The present invention provides a new structure for achieving the directional radiation by eliminating the glass reflector 22. FIG. 2 and FIG. 3 employ the heat sink as the reflector.
In FIG. 2 the alternative embodiment, the heat sink 42 is formed such that it has fins 36 around portions of the perimeter, and a eliptical reflective surface 40 similar to the shape of glass reflector 22 used in the presently preferred embodiment. The heat sink 42 in this embodiment is formed from a metal such as aluminum having a polished surface 40. This polished surface 40 has similar or reflective qualities to a glass reflector 22 used by the prior art manufactures when manufacturing the tungsten-halogen lamp.
In the embodiment shown in FIG. 2 the tungsten-halogen bulb 20 is secured into the preformed reflector heat sink 42 such that the filament 24 is aligned to give proper directional radiational 38 of the rays emitted from the bulb 20. Adhesive silicone rubber 30 is used to secure the seal end of the bulb 23 to the reflective heat sink 42. The adhesive 30 is similar to that used in the presently preferred embodiment shown in FIG. 1 which fastens the heat sink to the glass reflector 22.
By securing the tungsten-halogen bulb 20 to the heat sink 42, two of the major problems involved with the use of reflective lamps are eliminated.

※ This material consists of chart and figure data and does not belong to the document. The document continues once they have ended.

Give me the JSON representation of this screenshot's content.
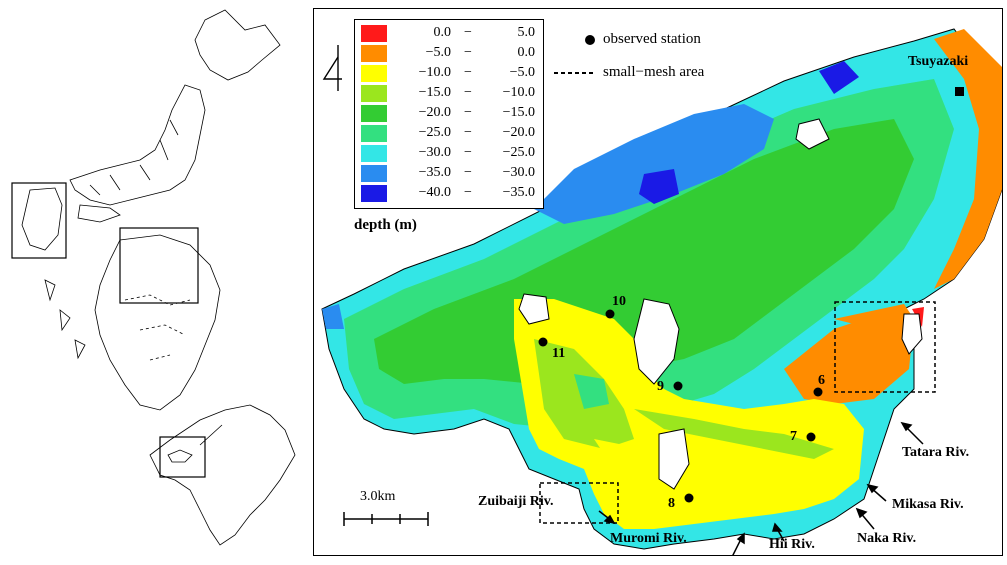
{
  "legend": {
    "rows": [
      {
        "lo": "0.0",
        "dash": "−",
        "hi": "5.0",
        "color": "#ff1a1a"
      },
      {
        "lo": "−5.0",
        "dash": "−",
        "hi": "0.0",
        "color": "#ff8c00"
      },
      {
        "lo": "−10.0",
        "dash": "−",
        "hi": "−5.0",
        "color": "#ffff00"
      },
      {
        "lo": "−15.0",
        "dash": "−",
        "hi": "−10.0",
        "color": "#9be61e"
      },
      {
        "lo": "−20.0",
        "dash": "−",
        "hi": "−15.0",
        "color": "#33cc33"
      },
      {
        "lo": "−25.0",
        "dash": "−",
        "hi": "−20.0",
        "color": "#33e080"
      },
      {
        "lo": "−30.0",
        "dash": "−",
        "hi": "−25.0",
        "color": "#33e6e6"
      },
      {
        "lo": "−35.0",
        "dash": "−",
        "hi": "−30.0",
        "color": "#2a8cf0"
      },
      {
        "lo": "−40.0",
        "dash": "−",
        "hi": "−35.0",
        "color": "#1a1ae6"
      }
    ],
    "unit": "depth (m)"
  },
  "key": {
    "station": "observed station",
    "mesh": "small−mesh area"
  },
  "places": {
    "tsuyazaki": "Tsuyazaki",
    "tatara": "Tatara Riv.",
    "mikasa": "Mikasa Riv.",
    "naka": "Naka Riv.",
    "hii": "Hii Riv.",
    "muromi": "Muromi Riv.",
    "zuibaiji": "Zuibaiji Riv."
  },
  "stations": [
    "6",
    "7",
    "8",
    "9",
    "10",
    "11"
  ],
  "scale_label": "3.0km",
  "north_glyph": "4"
}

First, there is no longer a need to use a cement 32 to fasten the tungsten-halogen bulb 20 to the borosilicate reflector 22, because the glass reflector 22 has been eliminated, and the problem of cracking because of the difference in thermal expansion between the glass reflector 22 and the quartz bulb 20 has been eliminated. Second, the seal end 23 of the filament lead 26 is able to transmit directly the heat generated through the quartz into the heat sink without having to pass through the glass reflector 22.
In addition to the above improvements the use of the reflective surface as a heat sink provides a means of dissipating heat generated around the bulb into the ambient at a much faster rate. This means that when the reflector lamp is placed inside of a compact housing both the heat generated around the filament end of the bulb and the seal end of the bulb 23 can be transmitted directly into the heat sink, which then convectively transmits the heat into the ambient. This advantage will allow utilization of a compact housing when the high intensity light source of a tungsten-halogen lamp is employed.
The last embodiment is shown in FIG. 3. This embodiment employs a reflective surface 46 formed from the metal heat sink very similar to that used in the embodiment shown in FIG. 2. In this embodiment a means of using a double-ended filament bulb is shown. When a double-ended tungsten-halogen bulb 21 is used, both seal ends have to be protected from the severe heat build-up. This is done in much the same manner as was described in the alternative embodiment shown in FIG. 2. This embodiment however, employs a directional radiating surface formed from the heat sink, and a fin area 44 for directing rays emitted from the bulb 21 along the path 38.